■私たちも応援します!!  (NO.45)

001と005
 私たちの生活は安定した日常の上に成り立っています。それは政治、社会、経済という分野での安定はもちろんのこと、日頃は忘れがちですが、雨や雪や風といった自然の安定も含まれています。昨年の暑い夏や雨・雪の多さが、それを「異常気象」と呼ぶかどうかは別にして、私たちの生活に多大な影響を及ぼしたのは記憶に新しいところでしょう。そして、今回また大地が揺れ、海が暴れて大自然の猛威というものを私たちに見せつけました。
 16年前に阪神淡路大震災を経験した私たちは、大地が揺れる怖さをいやというほど思い知らされましたが、同時に、地震は防火対策と耐震や免震構造の建物とまちなみを作れば減災することができる、ということも学びました。しかし、今回起きた大津波の前では、ただただその凄まじさに驚き、恐れ戦くばかりです。マグニチュード9・0という大きさだけでなく、東北から関東地方の太平洋側の沿岸部が津波と地震で被災するという、その範囲と規模の点でも阪神淡路大震災の比ではありません。震災後1ヶ月経った4月11日現在でも、行方不明者が15,000名弱という未曾有の大災害なのです。

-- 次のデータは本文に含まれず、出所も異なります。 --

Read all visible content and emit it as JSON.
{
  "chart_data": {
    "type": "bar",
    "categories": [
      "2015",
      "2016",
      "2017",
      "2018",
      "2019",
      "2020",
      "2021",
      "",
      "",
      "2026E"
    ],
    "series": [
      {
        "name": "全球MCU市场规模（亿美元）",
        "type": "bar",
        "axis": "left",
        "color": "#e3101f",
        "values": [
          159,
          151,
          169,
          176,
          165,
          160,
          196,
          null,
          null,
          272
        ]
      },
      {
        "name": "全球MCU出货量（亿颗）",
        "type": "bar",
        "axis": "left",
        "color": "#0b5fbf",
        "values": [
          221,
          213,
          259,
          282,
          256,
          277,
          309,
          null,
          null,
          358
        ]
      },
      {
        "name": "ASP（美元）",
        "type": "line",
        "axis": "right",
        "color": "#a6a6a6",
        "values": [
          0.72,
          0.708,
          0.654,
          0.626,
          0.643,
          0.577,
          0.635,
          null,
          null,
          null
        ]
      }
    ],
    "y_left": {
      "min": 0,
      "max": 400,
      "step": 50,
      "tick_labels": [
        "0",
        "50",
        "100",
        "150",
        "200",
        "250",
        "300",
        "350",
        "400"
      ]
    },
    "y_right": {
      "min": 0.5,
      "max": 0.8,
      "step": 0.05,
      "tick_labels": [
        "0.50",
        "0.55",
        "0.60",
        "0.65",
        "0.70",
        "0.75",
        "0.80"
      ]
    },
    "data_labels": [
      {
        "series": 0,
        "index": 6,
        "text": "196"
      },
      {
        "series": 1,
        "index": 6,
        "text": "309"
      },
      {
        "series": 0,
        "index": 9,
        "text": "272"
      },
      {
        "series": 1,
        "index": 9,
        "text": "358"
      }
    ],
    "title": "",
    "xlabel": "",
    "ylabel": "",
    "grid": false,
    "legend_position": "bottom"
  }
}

 だからと言って、手をこまねいているわけにはいきません。神戸でもいろんなNPOやグループが県内に避難してくる被災者(原発避難も)の受け入れやケアに動き出していますし、多くの人が現地へ飛んで直接被災地の支援に当たっています。阪神淡路大震災の経験は確実にそして着実に活きています。
 私はと言えば、行っても何にもできないけど、とにかく現場へ行ってみたいという気持ちが強くて、夜行バスで仙台入りをして4月の2日3日と宮城県の沿岸部を見て回るという「被災地支援ネットワーク」のグループに急遽付いて行きました。とくに、このコラム(2008年7月)でも紹介した石巻市の駅前商店街が気になっていたのです。

石巻駅前の009
 気仙沼から仙台市の南と名取市を見てきましたが、とにかく凄まじいです。筆舌に尽くし難いとはこのことです。被害に「表情」というものがあるとしたら、地域ごとにその表情は違っていました。見るのもつらかったのが仙台市若林区の荒浜地区でした。海のすぐそばで平地が続くこの地区では多くの人が逃げ遅れ、波に呑まれたのです。遺体を探すヘリコプターや捜索隊の姿がなんともやりきれませんでした。

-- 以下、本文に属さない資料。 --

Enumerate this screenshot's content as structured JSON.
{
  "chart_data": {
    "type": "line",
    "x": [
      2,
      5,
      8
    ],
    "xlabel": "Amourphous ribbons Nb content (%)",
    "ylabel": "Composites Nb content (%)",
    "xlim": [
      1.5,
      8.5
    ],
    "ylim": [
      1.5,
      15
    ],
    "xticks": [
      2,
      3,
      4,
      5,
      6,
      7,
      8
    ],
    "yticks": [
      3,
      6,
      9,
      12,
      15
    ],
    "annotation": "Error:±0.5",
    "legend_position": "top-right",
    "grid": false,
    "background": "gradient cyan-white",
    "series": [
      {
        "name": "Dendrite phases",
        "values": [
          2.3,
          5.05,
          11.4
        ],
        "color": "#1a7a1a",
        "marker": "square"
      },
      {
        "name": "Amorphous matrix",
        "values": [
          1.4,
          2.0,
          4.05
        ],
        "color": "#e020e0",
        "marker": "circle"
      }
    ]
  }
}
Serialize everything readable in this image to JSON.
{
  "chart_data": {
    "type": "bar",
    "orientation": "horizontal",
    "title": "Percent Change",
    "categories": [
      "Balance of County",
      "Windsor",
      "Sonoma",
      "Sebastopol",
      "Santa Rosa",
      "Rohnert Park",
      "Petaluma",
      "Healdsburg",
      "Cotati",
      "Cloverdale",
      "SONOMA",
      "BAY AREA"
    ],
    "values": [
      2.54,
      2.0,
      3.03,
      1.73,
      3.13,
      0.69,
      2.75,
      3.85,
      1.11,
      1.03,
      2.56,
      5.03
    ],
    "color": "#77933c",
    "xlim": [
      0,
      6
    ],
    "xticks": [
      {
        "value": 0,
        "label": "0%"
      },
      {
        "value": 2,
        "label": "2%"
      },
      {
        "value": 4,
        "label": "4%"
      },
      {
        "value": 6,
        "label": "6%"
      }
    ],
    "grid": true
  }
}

 石巻市は浸水区域が一番広くて、住宅街も港も壊滅状態でしたが、駅前では009が無事に建っていました。いくつかは壊れましたが、商店街にある萬画キャラクターも健在でした。石ノ森萬画館は、館がある中瀬地域はすべての家屋が倒壊しましたが、建物は奇跡的に残っていました。スタッフも全員で無事でした。1階部分は浸水による汚泥と瓦礫で埋まっていましたが、今はほぼきれいになっています。萬画館を管理している指定管理会社の「(株)街づくりまんぼう」の西條允敏(さいじょうまさとし)社長にたまたま会うことができました。萬画館もさることながら、石巻の復興の様子を見ていてくださいね、と言われました。

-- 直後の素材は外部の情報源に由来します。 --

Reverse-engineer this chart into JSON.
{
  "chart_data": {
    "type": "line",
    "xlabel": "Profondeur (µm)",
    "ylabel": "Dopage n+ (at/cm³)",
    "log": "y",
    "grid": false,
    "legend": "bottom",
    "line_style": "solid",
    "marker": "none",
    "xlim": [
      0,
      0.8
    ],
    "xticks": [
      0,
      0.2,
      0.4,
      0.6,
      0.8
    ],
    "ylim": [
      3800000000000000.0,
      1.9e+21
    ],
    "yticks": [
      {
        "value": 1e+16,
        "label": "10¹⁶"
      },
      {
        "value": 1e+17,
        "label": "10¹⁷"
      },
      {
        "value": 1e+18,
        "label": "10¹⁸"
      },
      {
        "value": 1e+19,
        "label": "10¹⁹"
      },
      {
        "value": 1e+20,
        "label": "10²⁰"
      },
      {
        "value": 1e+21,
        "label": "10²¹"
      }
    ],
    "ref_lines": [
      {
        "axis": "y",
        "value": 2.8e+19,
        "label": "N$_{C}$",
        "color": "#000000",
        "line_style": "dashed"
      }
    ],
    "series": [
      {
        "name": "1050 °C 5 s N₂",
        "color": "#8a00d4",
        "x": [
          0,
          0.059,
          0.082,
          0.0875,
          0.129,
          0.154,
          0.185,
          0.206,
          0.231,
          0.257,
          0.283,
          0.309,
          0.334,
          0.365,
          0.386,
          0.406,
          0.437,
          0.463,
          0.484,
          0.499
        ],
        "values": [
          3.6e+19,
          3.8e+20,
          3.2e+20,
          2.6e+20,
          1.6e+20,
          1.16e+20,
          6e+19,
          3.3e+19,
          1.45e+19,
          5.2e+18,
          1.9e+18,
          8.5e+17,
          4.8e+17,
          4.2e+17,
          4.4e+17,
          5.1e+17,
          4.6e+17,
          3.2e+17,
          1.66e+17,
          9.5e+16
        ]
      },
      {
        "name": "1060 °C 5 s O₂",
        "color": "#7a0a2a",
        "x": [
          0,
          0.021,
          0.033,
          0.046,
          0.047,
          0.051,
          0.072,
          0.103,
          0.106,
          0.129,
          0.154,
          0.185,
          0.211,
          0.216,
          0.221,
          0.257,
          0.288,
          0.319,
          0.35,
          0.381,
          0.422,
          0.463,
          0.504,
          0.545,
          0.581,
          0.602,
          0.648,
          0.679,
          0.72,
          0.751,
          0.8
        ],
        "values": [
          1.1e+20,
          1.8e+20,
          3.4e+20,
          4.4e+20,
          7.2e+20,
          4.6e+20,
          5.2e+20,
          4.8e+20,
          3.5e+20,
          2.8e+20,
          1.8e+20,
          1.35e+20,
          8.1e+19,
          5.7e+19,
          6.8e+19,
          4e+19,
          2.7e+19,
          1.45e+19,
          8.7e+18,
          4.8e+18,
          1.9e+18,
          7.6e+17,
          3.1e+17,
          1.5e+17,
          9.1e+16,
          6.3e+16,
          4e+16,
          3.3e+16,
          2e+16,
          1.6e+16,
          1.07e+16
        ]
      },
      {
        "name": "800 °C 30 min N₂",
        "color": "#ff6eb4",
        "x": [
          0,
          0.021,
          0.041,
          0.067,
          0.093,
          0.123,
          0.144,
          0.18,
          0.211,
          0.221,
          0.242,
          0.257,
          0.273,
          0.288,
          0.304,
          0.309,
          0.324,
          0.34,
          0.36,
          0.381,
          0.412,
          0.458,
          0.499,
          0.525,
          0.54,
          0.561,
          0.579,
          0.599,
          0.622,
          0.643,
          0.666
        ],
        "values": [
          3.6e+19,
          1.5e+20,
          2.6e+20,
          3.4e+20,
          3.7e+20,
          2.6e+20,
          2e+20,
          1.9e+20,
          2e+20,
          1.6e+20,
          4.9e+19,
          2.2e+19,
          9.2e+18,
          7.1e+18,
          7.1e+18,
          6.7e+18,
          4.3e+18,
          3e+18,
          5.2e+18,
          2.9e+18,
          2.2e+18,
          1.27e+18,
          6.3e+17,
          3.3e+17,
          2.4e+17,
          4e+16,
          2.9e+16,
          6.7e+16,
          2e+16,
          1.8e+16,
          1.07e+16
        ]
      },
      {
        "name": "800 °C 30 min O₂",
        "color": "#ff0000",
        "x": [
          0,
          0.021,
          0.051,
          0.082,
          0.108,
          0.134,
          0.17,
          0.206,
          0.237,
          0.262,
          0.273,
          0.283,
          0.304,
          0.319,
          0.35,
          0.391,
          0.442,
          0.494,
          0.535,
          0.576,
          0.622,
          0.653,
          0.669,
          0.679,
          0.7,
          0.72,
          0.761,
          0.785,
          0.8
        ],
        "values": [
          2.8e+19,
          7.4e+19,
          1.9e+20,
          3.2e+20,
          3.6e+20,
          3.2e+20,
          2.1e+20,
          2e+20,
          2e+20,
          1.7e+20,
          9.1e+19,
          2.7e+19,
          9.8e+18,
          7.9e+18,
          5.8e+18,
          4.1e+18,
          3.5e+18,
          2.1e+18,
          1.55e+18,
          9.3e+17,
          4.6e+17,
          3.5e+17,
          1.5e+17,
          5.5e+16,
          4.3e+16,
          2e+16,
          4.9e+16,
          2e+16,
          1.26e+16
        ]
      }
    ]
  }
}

 まずは住宅再建と漁業の再建が緊急かつ長期的な課題ですが、時間もかかります。私たちにできることの一つは、神戸での経験を被災地にもっともっと伝えることです。それを実践するために、ゴールデン・ウイークには仲間たちとまた石巻へ行ってきます。全国からの支援と知恵と思いが被災地に届くことを祈る毎日です。